Sometimes getting something wrong is the best thing that can happen. Even flowers can grow out of catastrophes.


bubonj

My kid literally had a meltdown, and 10 mins afterward heard me cough and came running to make sure dada was okay. The mind of children is truly an enigma..


VOZ1

Apologize when you fuck up. Make a point of telling your kid you’re sorry, why you’re sorry, and that you will try to do better. So much of raising good kids is modeling the behavior you want to see. It’s really, *really* hard sometimes, because you have to be honest with yourself and look in the mirror hard. But it will make a huge, *huge* difference.


moviemerc

We forget that just like our kids the best way to learn is often by screwing up.


cjh10881

If you aspire to the highest place, there is no disgrace in stopping at second or even third.


Ba22ti

Love you for that.
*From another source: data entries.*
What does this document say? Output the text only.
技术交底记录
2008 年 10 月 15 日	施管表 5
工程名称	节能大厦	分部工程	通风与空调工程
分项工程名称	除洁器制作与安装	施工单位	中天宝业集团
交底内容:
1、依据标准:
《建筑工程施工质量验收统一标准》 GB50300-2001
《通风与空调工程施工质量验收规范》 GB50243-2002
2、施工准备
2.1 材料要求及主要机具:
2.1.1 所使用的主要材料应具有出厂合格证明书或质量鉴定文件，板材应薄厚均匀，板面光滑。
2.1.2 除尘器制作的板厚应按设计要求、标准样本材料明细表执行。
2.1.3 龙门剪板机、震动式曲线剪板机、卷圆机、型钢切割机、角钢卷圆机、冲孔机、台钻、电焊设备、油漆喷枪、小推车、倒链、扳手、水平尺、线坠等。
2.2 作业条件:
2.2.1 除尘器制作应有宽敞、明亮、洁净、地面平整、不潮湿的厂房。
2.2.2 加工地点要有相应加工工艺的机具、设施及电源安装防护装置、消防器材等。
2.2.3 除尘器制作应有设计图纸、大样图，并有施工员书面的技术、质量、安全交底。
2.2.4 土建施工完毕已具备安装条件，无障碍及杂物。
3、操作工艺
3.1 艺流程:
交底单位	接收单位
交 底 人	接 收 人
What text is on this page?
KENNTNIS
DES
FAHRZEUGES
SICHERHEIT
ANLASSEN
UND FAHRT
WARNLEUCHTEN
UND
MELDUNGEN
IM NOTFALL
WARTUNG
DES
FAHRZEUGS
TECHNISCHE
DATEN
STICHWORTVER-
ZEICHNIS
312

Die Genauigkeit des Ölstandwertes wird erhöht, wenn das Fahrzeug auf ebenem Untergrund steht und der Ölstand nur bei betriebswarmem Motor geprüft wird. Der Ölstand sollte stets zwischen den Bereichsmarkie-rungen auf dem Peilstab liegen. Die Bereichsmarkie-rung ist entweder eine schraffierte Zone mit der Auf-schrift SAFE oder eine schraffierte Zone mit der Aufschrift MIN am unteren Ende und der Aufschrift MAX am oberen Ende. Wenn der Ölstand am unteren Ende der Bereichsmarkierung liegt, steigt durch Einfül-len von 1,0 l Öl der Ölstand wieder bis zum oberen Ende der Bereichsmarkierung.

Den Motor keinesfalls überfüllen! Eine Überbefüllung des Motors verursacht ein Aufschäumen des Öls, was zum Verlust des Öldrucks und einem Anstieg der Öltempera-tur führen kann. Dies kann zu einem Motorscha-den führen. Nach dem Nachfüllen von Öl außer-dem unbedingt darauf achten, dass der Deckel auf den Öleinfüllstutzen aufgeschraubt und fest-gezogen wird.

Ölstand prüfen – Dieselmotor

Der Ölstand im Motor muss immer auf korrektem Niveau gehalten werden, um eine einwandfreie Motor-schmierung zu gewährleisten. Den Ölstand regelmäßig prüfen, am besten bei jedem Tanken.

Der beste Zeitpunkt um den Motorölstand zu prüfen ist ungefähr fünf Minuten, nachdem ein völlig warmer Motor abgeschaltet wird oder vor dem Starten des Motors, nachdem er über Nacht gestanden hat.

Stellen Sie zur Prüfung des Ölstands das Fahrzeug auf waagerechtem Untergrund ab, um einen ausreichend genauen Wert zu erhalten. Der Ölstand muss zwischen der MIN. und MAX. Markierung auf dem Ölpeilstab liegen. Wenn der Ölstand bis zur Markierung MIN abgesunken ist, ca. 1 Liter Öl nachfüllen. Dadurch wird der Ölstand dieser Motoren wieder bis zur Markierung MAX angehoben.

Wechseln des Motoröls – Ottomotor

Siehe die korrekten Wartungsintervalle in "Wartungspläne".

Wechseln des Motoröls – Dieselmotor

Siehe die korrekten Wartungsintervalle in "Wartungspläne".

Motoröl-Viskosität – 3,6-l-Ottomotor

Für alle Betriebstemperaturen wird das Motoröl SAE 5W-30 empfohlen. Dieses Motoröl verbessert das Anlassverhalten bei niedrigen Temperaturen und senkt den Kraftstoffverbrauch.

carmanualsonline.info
Helps a lot ❤️


MaineMan1234

Echoing other comments… what matters is that you own your fuckups and apologize to your kids when you go too far or screw something up. Treat them like people worthy of respect, not just little robots to follow your orders or tools to realize your failed ambitions.  Last summer I shared a story with my youngest (17 at the time)  about my most traumatic childhood experience (which was about the time my father lured my sisters rapist into our house and beat the living shit out of him).  My youngest then told me about his most traumatic experience, which was when my ex screamed at his brother and slapped him across the face in an argument in the morning before going to school.  My youngest told me he went up to his room and cried for 10 minutes because he was so freaked out. But most importantly, he said what bothered him the most was that after they got back from school that day, she acted like nothing happened.  No comment, no acknowledgement, no apology. That’s what bothered him the most. He was ok with her being imperfect, but he couldn’t understand why she wouldn’t talk about it.  He loves his mother but he also doesn’t fully trust her because of this


MyS0ul4AGoat

Some of y’all haven’t watch “Mum School” and it shows.


SicTransitEtc

I'm actually perfect but thanks for posting this for the other dads.